Yesterday I took my grandson, Issac, out shopping for his 5th birthday. I love to hear Issac talk — he says hilarious things — so I was prepared to ask him several questions.
“Issac,” I began, “tell me about your friends.”
“What do you mean? I don’t know what you’re asking me,” he responded. (I love the honesty of children!)
“Well, just start by telling me their names.”
“Their names are Daddy, Mommy, Samuel and Josiah. Josiah is my cute little baby,” he responded. Glad he introduced Granma to his little brother! (Note: Josiah is not a baby at age two, but compared to Issac, who is quite tall for his age and estimated to grow to about 6’10”, he probably seems like a baby.)
My heart warmed that he so quickly named his family as his friends. Yet I quickly remembered our recent family vacation….
Sam (6) and Danae (their 4-year-old cousin) were playing with Issac in a bedroom near the beach house family room. Suddenly we heard loud screams followed by Sam and Issac tumbling from the bedroom in a fight. Just feet from a group of aunts, uncles and grandparents Issac body slammed his older (but smaller) brother onto the carpet to Sam’s screaming protests. It took three adults to break up the fight and restrain Issac.
How is it that a little boy who just weeks earlier had erupted in anger toward his brother was now listing him as one of his four best friends? I think Issac knows something grown ups like me need to better understand: love covers a multitude of sin.
Last Sunday Issac’s dad, Jesse, preached at Redeemer Church on becoming a Community of Courage. Using the Hebrews 10:19-25 passage about the importance of encouragement (you can listen to the message here) he made the point that while it’s important that we know that God is for us, others also need to know that we are for them.
“Nobody is too sinful or immature to handle your faith for them,” Jesse said. These words have been churning around in my mind since Sunday morning.
Issac understands that just because he beats up his brother for hitting him on the head with a wooden spoon, it doesn’t mean they’re not friends. In his young heart he knows that being brothers means that even if the fighting gets ugly you’ll still love each other. Sam hit his brother because Issac pushed their cousin, Danae. While hitting Issac wasn’t the answer, Jesse rightly commended his son for sticking up for a little girl.
Even Sam attacking his brother — resulting in Issac body slamming him in return — didn’t destroy their brotherly love.
Is there a cherished relationship in your life where fighting, hurtful words, or anger has tempted you to lack faith that God can repair the damage? Do you find yourself wanting to sin back to protect yourself from the painful attacks of someone you love? Have your own anger and bitterness caused what you think may be irreparable damage to a relationship you’ve worked hard to build? Have you taken up an offense because someone hurt another person you love?

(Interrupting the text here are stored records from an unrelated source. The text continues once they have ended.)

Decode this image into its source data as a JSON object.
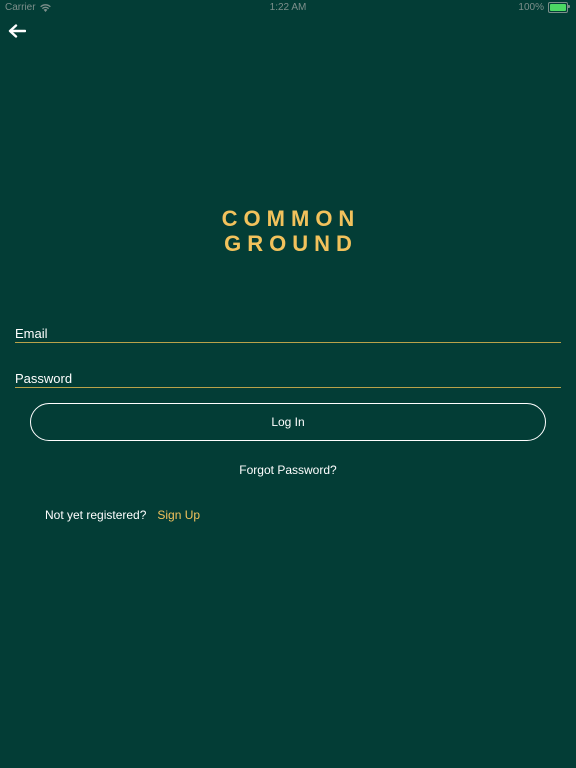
{
  "status_bar": {
    "carrier": "Carrier",
    "time": "1:22 AM",
    "battery_text": "100%",
    "battery_level": 1.0,
    "battery_color": "#4cd964",
    "wifi_icon": "wifi-icon",
    "battery_icon": "battery-icon"
  },
  "nav": {
    "back_icon": "back-arrow-icon"
  },
  "logo": {
    "line1": "COMMON",
    "line2": "GROUND",
    "color": "#f2c25c"
  },
  "form": {
    "email_placeholder": "Email",
    "email_value": "",
    "password_placeholder": "Password",
    "password_value": "",
    "login_label": "Log In",
    "forgot_label": "Forgot Password?"
  },
  "register": {
    "prompt": "Not yet registered?",
    "signup_label": "Sign Up"
  },
  "colors": {
    "background": "#033d36",
    "accent": "#f2c25c",
    "underline": "#b9a24a"
  }
}
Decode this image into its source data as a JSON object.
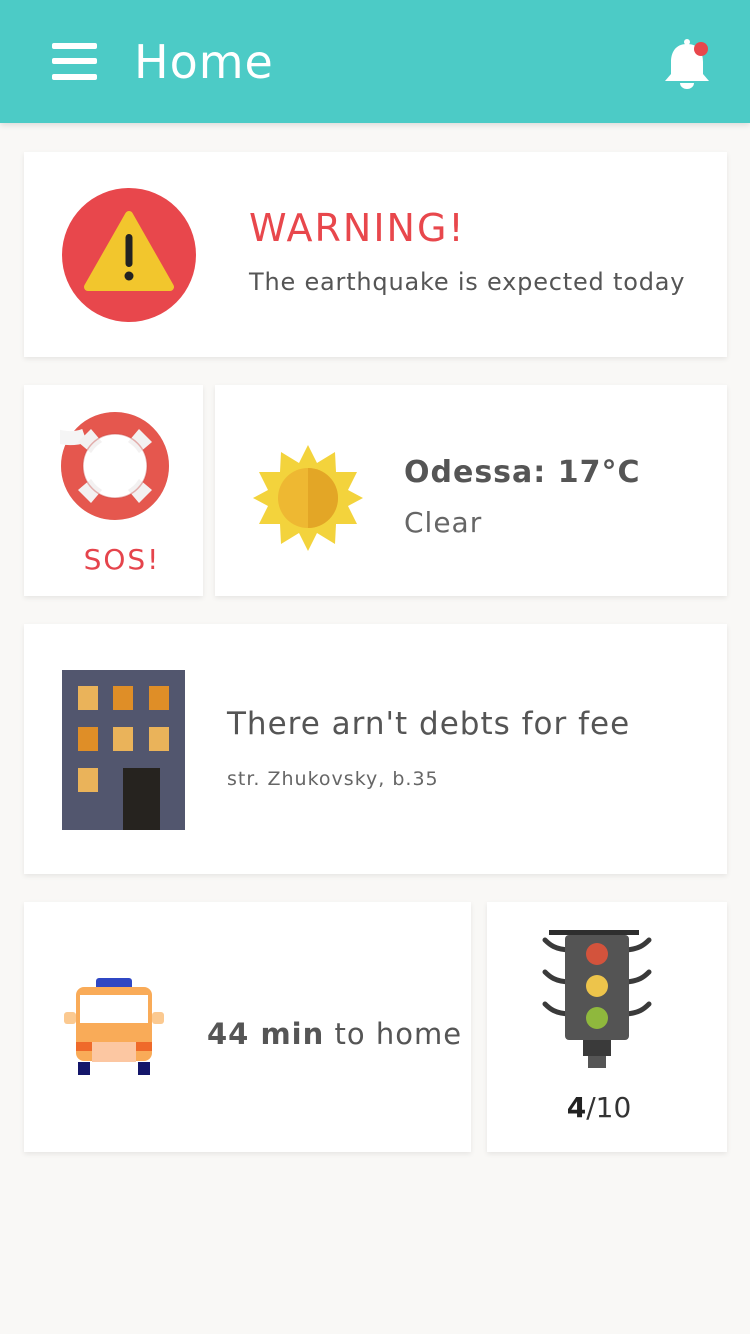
{
  "appbar": {
    "title": "Home",
    "menu_icon": "hamburger-menu-icon",
    "bell_icon": "notification-bell-icon",
    "background_color": "#4ccbc6",
    "has_unread_notification": true
  },
  "warning": {
    "icon": "warning-triangle-icon",
    "title": "WARNING!",
    "message": "The earthquake is expected today",
    "accent_color": "#e8474c"
  },
  "sos": {
    "icon": "lifebuoy-icon",
    "label": "SOS!"
  },
  "weather": {
    "icon": "sun-icon",
    "city_temp": "Odessa: 17°C",
    "condition": "Clear"
  },
  "house": {
    "icon": "apartment-building-icon",
    "title": "There arn't debts for fee",
    "address": "str. Zhukovsky, b.35"
  },
  "route": {
    "icon": "taxi-car-icon",
    "time": "44 min",
    "suffix": "to home"
  },
  "traffic": {
    "icon": "traffic-light-icon",
    "score": "4",
    "max": "/10"
  }
}
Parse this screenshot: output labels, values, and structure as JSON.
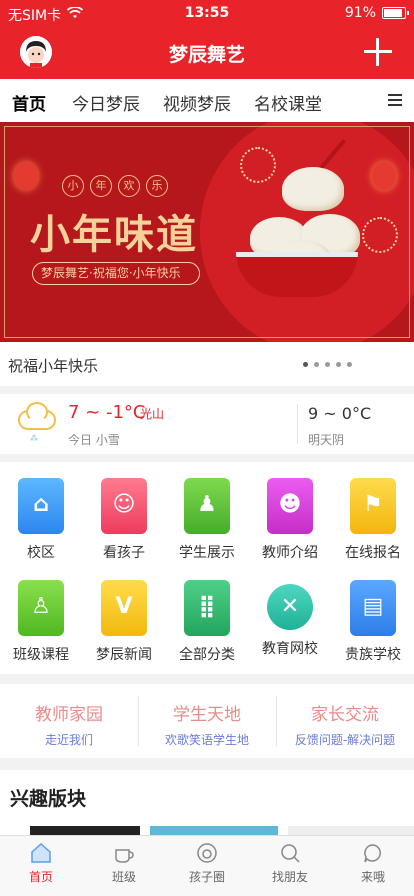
{
  "status": {
    "carrier": "无SIM卡",
    "time": "13:55",
    "battery": "91%"
  },
  "header": {
    "title": "梦辰舞艺"
  },
  "tabs": [
    "首页",
    "今日梦辰",
    "视频梦辰",
    "名校课堂"
  ],
  "banner": {
    "tag_chars": [
      "小",
      "年",
      "欢",
      "乐"
    ],
    "headline": "小年味道",
    "subtitle": "梦辰舞艺·祝福您·小年快乐"
  },
  "caption": "祝福小年快乐",
  "weather": {
    "today_temp": "7 ~ -1°C",
    "city": "光山",
    "today_desc": "今日 小雪",
    "tomorrow_temp": "9 ~ 0°C",
    "tomorrow_desc": "明天阴"
  },
  "grid": [
    {
      "label": "校区",
      "icon": "school-icon",
      "color": "#3b9ef5"
    },
    {
      "label": "看孩子",
      "icon": "child-icon",
      "color": "#f24a6b"
    },
    {
      "label": "学生展示",
      "icon": "student-icon",
      "color": "#5bc236"
    },
    {
      "label": "教师介绍",
      "icon": "teacher-icon",
      "color": "#d33bd8"
    },
    {
      "label": "在线报名",
      "icon": "flag-icon",
      "color": "#f6c21b"
    },
    {
      "label": "班级课程",
      "icon": "class-icon",
      "color": "#62c728"
    },
    {
      "label": "梦辰新闻",
      "icon": "news-icon",
      "color": "#f7c51d"
    },
    {
      "label": "全部分类",
      "icon": "category-icon",
      "color": "#37b86b"
    },
    {
      "label": "教育网校",
      "icon": "edu-icon",
      "color": "#34c2a8"
    },
    {
      "label": "贵族学校",
      "icon": "noble-school-icon",
      "color": "#3a8ff2"
    }
  ],
  "sections": [
    {
      "title": "教师家园",
      "sub": "走近我们",
      "color": "#e88b8b",
      "subcolor": "#6b7bd6"
    },
    {
      "title": "学生天地",
      "sub": "欢歌笑语学生地",
      "color": "#e88b8b",
      "subcolor": "#6b7bd6"
    },
    {
      "title": "家长交流",
      "sub": "反馈问题-解决问题",
      "color": "#e88b8b",
      "subcolor": "#6b7bd6"
    }
  ],
  "interest": {
    "title": "兴趣版块"
  },
  "bottom_nav": [
    "首页",
    "班级",
    "孩子圈",
    "找朋友",
    "来哦"
  ]
}
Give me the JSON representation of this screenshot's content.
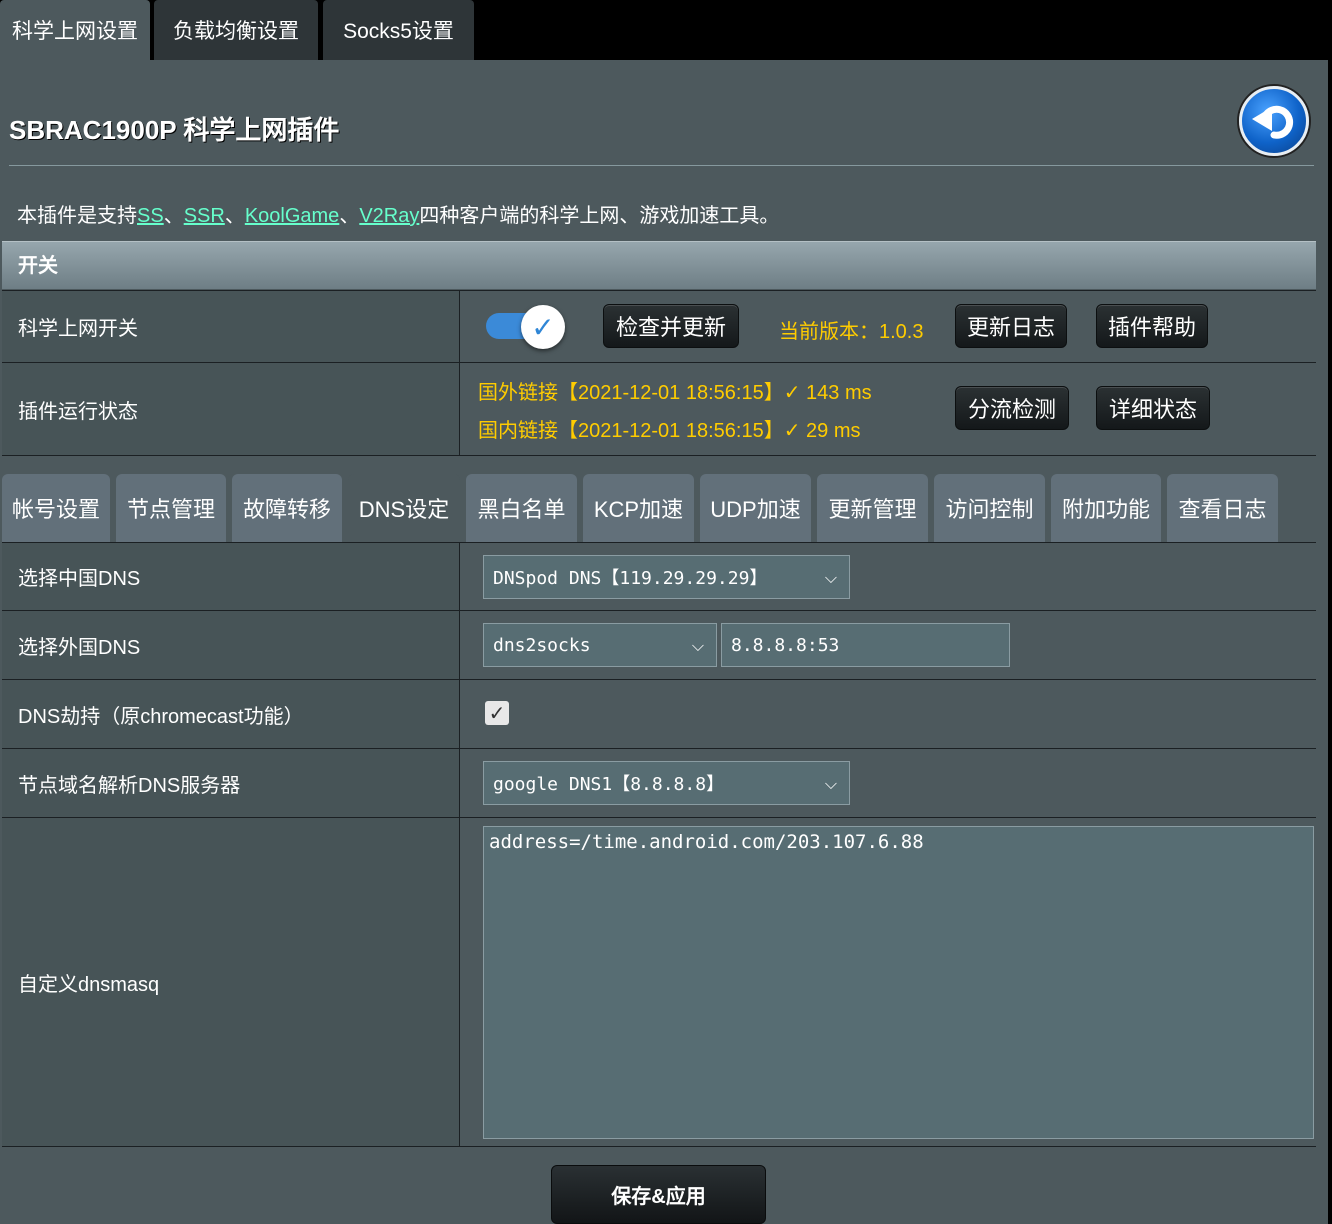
{
  "top_tabs": [
    "科学上网设置",
    "负载均衡设置",
    "Socks5设置"
  ],
  "title": "SBRAC1900P 科学上网插件",
  "intro": {
    "prefix": "本插件是支持",
    "links": [
      "SS",
      "SSR",
      "KoolGame",
      "V2Ray"
    ],
    "separator": "、",
    "suffix": "四种客户端的科学上网、游戏加速工具。"
  },
  "section_header": "开关",
  "switch_row": {
    "label": "科学上网开关",
    "toggle_on": true,
    "check_update_button": "检查并更新",
    "version_text": "当前版本：1.0.3",
    "changelog_button": "更新日志",
    "help_button": "插件帮助"
  },
  "status_row": {
    "label": "插件运行状态",
    "foreign_status": "国外链接【2021-12-01 18:56:15】✓  143 ms",
    "domestic_status": "国内链接【2021-12-01 18:56:15】✓  29 ms",
    "split_check_button": "分流检测",
    "detail_button": "详细状态"
  },
  "sub_tabs": [
    "帐号设置",
    "节点管理",
    "故障转移",
    "DNS设定",
    "黑白名单",
    "KCP加速",
    "UDP加速",
    "更新管理",
    "访问控制",
    "附加功能",
    "查看日志"
  ],
  "active_sub_tab": "DNS设定",
  "dns": {
    "china_dns_label": "选择中国DNS",
    "china_dns_value": "DNSpod DNS【119.29.29.29】",
    "foreign_dns_label": "选择外国DNS",
    "foreign_dns_mode": "dns2socks",
    "foreign_dns_server": "8.8.8.8:53",
    "hijack_label": "DNS劫持（原chromecast功能）",
    "hijack_checked": true,
    "node_resolve_label": "节点域名解析DNS服务器",
    "node_resolve_value": "google DNS1【8.8.8.8】",
    "dnsmasq_label": "自定义dnsmasq",
    "dnsmasq_value": "address=/time.android.com/203.107.6.88"
  },
  "save_button": "保存&应用",
  "icons": {
    "back": "back-arrow-icon",
    "check": "checkmark-icon",
    "chevron": "chevron-down-icon"
  },
  "colors": {
    "panel": "#4d595d",
    "accent_link": "#66ffcc",
    "status_text": "#ffcc00",
    "toggle_on": "#3b8ad8"
  }
}
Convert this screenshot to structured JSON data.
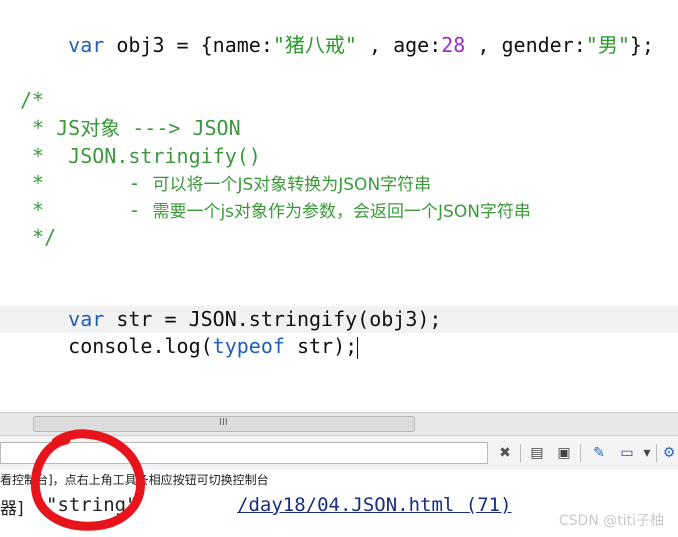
{
  "editor": {
    "line1": {
      "kw": "var",
      "ident": " obj3 = {name:",
      "name_value": "\"猪八戒\"",
      "sep1": " , age:",
      "age_value": "28",
      "sep2": " , gender:",
      "gender_value": "\"男\"",
      "end": "};"
    },
    "comment": {
      "open": "/*",
      "l1": " * JS对象 ---> JSON",
      "l2": " *  JSON.stringify()",
      "l3_prefix": " *       - ",
      "l3_text": "可以将一个JS对象转换为JSON字符串",
      "l4_prefix": " *       - ",
      "l4_text": "需要一个js对象作为参数，会返回一个JSON字符串",
      "close": " */"
    },
    "line_str": {
      "kw": "var",
      "rest": " str = JSON.stringify(obj3);"
    },
    "line_log": {
      "ident": "console.log(",
      "kw": "typeof",
      "rest": " str);"
    }
  },
  "scrollbar": {
    "grip": "III"
  },
  "toolbar": {
    "icons": [
      "close-icon",
      "document-icon",
      "window-icon",
      "pin-icon",
      "monitor-icon",
      "dropdown-icon",
      "settings-icon"
    ],
    "icon_glyphs": {
      "close": "✖",
      "document": "▤",
      "window": "▣",
      "pin": "✎",
      "monitor": "▭",
      "dropdown": "▾",
      "settings": "⚙"
    }
  },
  "console": {
    "info_text": "看控制台]，点右上角工具条相应按钮可切换控制台",
    "output_prefix": "器]",
    "output_value": "\"string\"",
    "source_link": "/day18/04.JSON.html (71)"
  },
  "watermark": "CSDN @titi子柚",
  "colors": {
    "keyword": "#1f5fb8",
    "string": "#2a9a2a",
    "number": "#9b30c8",
    "comment": "#3a9a3a",
    "annotation": "#e8141c"
  }
}
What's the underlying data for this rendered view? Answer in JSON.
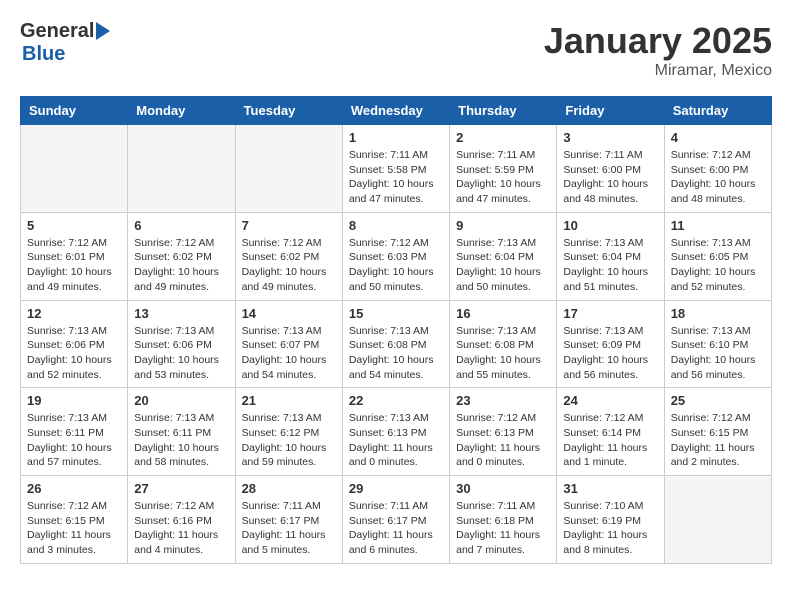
{
  "header": {
    "logo_general": "General",
    "logo_blue": "Blue",
    "month_title": "January 2025",
    "location": "Miramar, Mexico"
  },
  "weekdays": [
    "Sunday",
    "Monday",
    "Tuesday",
    "Wednesday",
    "Thursday",
    "Friday",
    "Saturday"
  ],
  "weeks": [
    [
      {
        "day": "",
        "empty": true
      },
      {
        "day": "",
        "empty": true
      },
      {
        "day": "",
        "empty": true
      },
      {
        "day": "1",
        "sunrise": "7:11 AM",
        "sunset": "5:58 PM",
        "daylight": "10 hours and 47 minutes."
      },
      {
        "day": "2",
        "sunrise": "7:11 AM",
        "sunset": "5:59 PM",
        "daylight": "10 hours and 47 minutes."
      },
      {
        "day": "3",
        "sunrise": "7:11 AM",
        "sunset": "6:00 PM",
        "daylight": "10 hours and 48 minutes."
      },
      {
        "day": "4",
        "sunrise": "7:12 AM",
        "sunset": "6:00 PM",
        "daylight": "10 hours and 48 minutes."
      }
    ],
    [
      {
        "day": "5",
        "sunrise": "7:12 AM",
        "sunset": "6:01 PM",
        "daylight": "10 hours and 49 minutes."
      },
      {
        "day": "6",
        "sunrise": "7:12 AM",
        "sunset": "6:02 PM",
        "daylight": "10 hours and 49 minutes."
      },
      {
        "day": "7",
        "sunrise": "7:12 AM",
        "sunset": "6:02 PM",
        "daylight": "10 hours and 49 minutes."
      },
      {
        "day": "8",
        "sunrise": "7:12 AM",
        "sunset": "6:03 PM",
        "daylight": "10 hours and 50 minutes."
      },
      {
        "day": "9",
        "sunrise": "7:13 AM",
        "sunset": "6:04 PM",
        "daylight": "10 hours and 50 minutes."
      },
      {
        "day": "10",
        "sunrise": "7:13 AM",
        "sunset": "6:04 PM",
        "daylight": "10 hours and 51 minutes."
      },
      {
        "day": "11",
        "sunrise": "7:13 AM",
        "sunset": "6:05 PM",
        "daylight": "10 hours and 52 minutes."
      }
    ],
    [
      {
        "day": "12",
        "sunrise": "7:13 AM",
        "sunset": "6:06 PM",
        "daylight": "10 hours and 52 minutes."
      },
      {
        "day": "13",
        "sunrise": "7:13 AM",
        "sunset": "6:06 PM",
        "daylight": "10 hours and 53 minutes."
      },
      {
        "day": "14",
        "sunrise": "7:13 AM",
        "sunset": "6:07 PM",
        "daylight": "10 hours and 54 minutes."
      },
      {
        "day": "15",
        "sunrise": "7:13 AM",
        "sunset": "6:08 PM",
        "daylight": "10 hours and 54 minutes."
      },
      {
        "day": "16",
        "sunrise": "7:13 AM",
        "sunset": "6:08 PM",
        "daylight": "10 hours and 55 minutes."
      },
      {
        "day": "17",
        "sunrise": "7:13 AM",
        "sunset": "6:09 PM",
        "daylight": "10 hours and 56 minutes."
      },
      {
        "day": "18",
        "sunrise": "7:13 AM",
        "sunset": "6:10 PM",
        "daylight": "10 hours and 56 minutes."
      }
    ],
    [
      {
        "day": "19",
        "sunrise": "7:13 AM",
        "sunset": "6:11 PM",
        "daylight": "10 hours and 57 minutes."
      },
      {
        "day": "20",
        "sunrise": "7:13 AM",
        "sunset": "6:11 PM",
        "daylight": "10 hours and 58 minutes."
      },
      {
        "day": "21",
        "sunrise": "7:13 AM",
        "sunset": "6:12 PM",
        "daylight": "10 hours and 59 minutes."
      },
      {
        "day": "22",
        "sunrise": "7:13 AM",
        "sunset": "6:13 PM",
        "daylight": "11 hours and 0 minutes."
      },
      {
        "day": "23",
        "sunrise": "7:12 AM",
        "sunset": "6:13 PM",
        "daylight": "11 hours and 0 minutes."
      },
      {
        "day": "24",
        "sunrise": "7:12 AM",
        "sunset": "6:14 PM",
        "daylight": "11 hours and 1 minute."
      },
      {
        "day": "25",
        "sunrise": "7:12 AM",
        "sunset": "6:15 PM",
        "daylight": "11 hours and 2 minutes."
      }
    ],
    [
      {
        "day": "26",
        "sunrise": "7:12 AM",
        "sunset": "6:15 PM",
        "daylight": "11 hours and 3 minutes."
      },
      {
        "day": "27",
        "sunrise": "7:12 AM",
        "sunset": "6:16 PM",
        "daylight": "11 hours and 4 minutes."
      },
      {
        "day": "28",
        "sunrise": "7:11 AM",
        "sunset": "6:17 PM",
        "daylight": "11 hours and 5 minutes."
      },
      {
        "day": "29",
        "sunrise": "7:11 AM",
        "sunset": "6:17 PM",
        "daylight": "11 hours and 6 minutes."
      },
      {
        "day": "30",
        "sunrise": "7:11 AM",
        "sunset": "6:18 PM",
        "daylight": "11 hours and 7 minutes."
      },
      {
        "day": "31",
        "sunrise": "7:10 AM",
        "sunset": "6:19 PM",
        "daylight": "11 hours and 8 minutes."
      },
      {
        "day": "",
        "empty": true
      }
    ]
  ]
}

It’s true. No person is too sinful or immature to handle your faith for them. Why? Because “God demonstrates his own love for us in this: While we were still sinners, Christ died for us” (Romans 5:8). Jesus didn’t wait until we got cleaned up to die for us. Rather, He demonstrated His love and faith for us while we were dead in sin; unable to love Him back; ungodly and without hope that we could ever have a relationship with holiness.
We weren’t too sinful or immature to be loved by Him.
Rather than retaliate, He loved. Instead of hitting back, He took strike after blood-producing strike so we wouldn’t have to. His own body was slammed onto the cross so we would never be afraid of His vengeful retaliation.
And because He forever made the way for a holy God and sinful people like you and me to have a loving relationship, we can trust Him to do the lesser thing of helping us have faith for even the most sinful, immature people in our lives.
Perhaps the person you’re thinking of right now has hurt you badly. Reconciliation doesn’t always mean restoration. Sometimes sins can be so heinous that the relationship can’t and shouldn’t ever be the same. But for most of us, that’s not the case. Most of my relational challenges are more like Sam and Issac’s. Normal, every day life happens and hurtful words or actions on my part on someone else’s makes us want to lash back.
I was challenged by Issac’s words yesterday. You see, I saw the fight. I sat with Issac back in the bedroom talking him through his angry reaction at his brother until Dad and Mom got back to resolve everything.
I want to help create a community of courage where faith and encouragement flow freely to even the most sinful and immature. After all, that’s what God did for me.
Thanks for your example, Issac. And happy birthday!